| sidebar_position | 1 |
|---|---|
| title | Funnel KPIs and pipeline health |
| description | How AiSOC turns raw telemetry into a six-tile operations funnel, an efficiency report, and a five-stage pipeline-health rail on the dashboard — backed by /metrics/funnel and /health/pipeline. |
Tier-1 SOC consoles open on the same picture: a row of funnel tiles that says how much signal made it into the analyst's queue, an efficiency report that says how well the pipeline converted raw events into alerts, and a per-stage health rail that says where the next outage will come from. v1.5 brings that picture to AiSOC's /dashboard without breaking the existing flat per-page layout.
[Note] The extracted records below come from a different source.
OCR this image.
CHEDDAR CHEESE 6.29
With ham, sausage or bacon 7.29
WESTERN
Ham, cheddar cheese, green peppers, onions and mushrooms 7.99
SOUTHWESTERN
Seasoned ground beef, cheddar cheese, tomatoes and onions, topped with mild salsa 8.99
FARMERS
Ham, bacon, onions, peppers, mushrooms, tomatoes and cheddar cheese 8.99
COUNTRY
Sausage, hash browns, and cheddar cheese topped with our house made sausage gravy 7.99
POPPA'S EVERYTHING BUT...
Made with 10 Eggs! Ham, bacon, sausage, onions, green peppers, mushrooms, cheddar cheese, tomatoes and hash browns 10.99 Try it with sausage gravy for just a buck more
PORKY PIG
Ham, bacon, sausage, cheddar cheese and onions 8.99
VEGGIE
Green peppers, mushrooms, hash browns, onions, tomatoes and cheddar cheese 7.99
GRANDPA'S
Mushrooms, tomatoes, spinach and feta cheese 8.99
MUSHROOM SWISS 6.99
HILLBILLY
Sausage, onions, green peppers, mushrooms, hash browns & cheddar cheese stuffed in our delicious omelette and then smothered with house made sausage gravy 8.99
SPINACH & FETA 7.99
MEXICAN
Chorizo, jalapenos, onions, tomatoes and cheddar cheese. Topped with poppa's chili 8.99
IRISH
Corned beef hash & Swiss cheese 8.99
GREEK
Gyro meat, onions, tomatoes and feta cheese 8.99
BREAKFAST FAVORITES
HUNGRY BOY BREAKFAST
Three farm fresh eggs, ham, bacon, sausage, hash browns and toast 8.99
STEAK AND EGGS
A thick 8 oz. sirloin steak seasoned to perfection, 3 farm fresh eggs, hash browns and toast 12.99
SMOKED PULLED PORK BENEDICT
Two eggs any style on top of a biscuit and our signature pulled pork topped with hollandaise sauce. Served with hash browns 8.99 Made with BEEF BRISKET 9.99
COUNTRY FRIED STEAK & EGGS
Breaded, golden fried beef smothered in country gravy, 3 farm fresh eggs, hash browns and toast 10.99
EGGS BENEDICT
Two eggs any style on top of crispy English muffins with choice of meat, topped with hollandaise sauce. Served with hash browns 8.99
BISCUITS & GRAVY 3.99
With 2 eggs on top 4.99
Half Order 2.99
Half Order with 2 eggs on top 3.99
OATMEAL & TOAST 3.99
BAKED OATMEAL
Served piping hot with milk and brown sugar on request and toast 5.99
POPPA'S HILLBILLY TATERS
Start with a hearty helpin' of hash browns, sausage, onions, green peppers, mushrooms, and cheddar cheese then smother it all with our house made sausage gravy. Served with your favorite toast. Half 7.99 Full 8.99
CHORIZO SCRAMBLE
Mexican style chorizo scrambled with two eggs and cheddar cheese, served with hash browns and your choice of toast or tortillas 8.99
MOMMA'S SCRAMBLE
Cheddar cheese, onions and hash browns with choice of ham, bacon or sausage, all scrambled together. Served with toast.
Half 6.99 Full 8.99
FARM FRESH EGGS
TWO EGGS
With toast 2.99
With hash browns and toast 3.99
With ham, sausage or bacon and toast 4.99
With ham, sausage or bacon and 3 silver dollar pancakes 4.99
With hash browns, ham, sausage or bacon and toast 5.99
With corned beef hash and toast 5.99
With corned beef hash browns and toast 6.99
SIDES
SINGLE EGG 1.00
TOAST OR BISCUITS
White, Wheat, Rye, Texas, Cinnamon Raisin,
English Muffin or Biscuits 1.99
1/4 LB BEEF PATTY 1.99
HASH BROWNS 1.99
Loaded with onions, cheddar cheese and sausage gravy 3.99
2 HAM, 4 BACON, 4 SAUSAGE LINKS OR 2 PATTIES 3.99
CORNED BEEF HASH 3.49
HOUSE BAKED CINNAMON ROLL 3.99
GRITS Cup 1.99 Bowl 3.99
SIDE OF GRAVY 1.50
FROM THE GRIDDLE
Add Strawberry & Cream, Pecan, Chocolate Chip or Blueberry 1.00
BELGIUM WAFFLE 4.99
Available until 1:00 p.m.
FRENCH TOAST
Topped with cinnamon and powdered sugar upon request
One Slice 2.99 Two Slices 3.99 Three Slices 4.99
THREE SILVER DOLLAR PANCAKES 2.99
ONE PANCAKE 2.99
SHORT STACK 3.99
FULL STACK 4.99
This page documents the three widgets, their data sources, and the endpoints they call.
The new funnel-kpis and efficiency-and-pipeline widgets render at the top of /dashboard, above the existing top-metrics row. Both are drag-and-drop reorderable; their order persists in localStorage under aisoc:dashboard-widget-order (the dashboard auto-migrates older saved orders to include the new widgets).
┌──────────────────────────────────────────────────────────────────────┐
│ Welcome │
├──────────────────────────────────────────────────────────────────────┤
│ Operations Funnel ─ 6 tiles │
│ Events of Interest · Correlation Inst. · Alerts Generated │
│ Signal / Noise · MTTD · Analyst Queue │
├──────────────────────────────────────────────────┬───────────────────┤
│ Efficiency Report │ Pipeline Health │
│ Correlation efficiency │ Ingest │
│ Alert yield │ Normalize │
│ MITRE coverage │ Fuse │
│ │ Correlate │
│ │ Alert │
└──────────────────────────────────────────────────┴───────────────────┘
The bar renders six tiles in fixed order. Each tile carries an absolute value and, where the API returns one, a period-over-period delta:
| Tile | Value | Delta direction |
|---|---|---|
| Events of Interest | normalized events in window | up is good |
| Correlation Instances | fired correlations in window | up is good |
| Alerts Generated | alerts created in window | up is good |
| Signal / Noise | 1 − (FP / dispositioned alerts) |
up is good |
| MTTD | mean created_at → first_seen_at across alerts in window |
down is good |
| Analyst Queue | active alerts in new/triaging/in_progress |
down is good |
Delta direction matters because the same percent change has the opposite meaning on MTTD or Queue: a +20% Analyst Queue is bad, a +20% Alerts Generated is good. The component encodes this so the green/red coloring is correct without the operator having to think about it.
Loading and error states are deliberately quiet:
- Loading — six skeleton tiles with the same labels and shape as the loaded view, so the layout never jumps.
- Error — a single "Funnel metrics unavailable" line replaces the tiles; the rest of the dashboard keeps rendering.
useSWRis configured withshouldRetryOnError: falseso a 5xx doesn't melt the API.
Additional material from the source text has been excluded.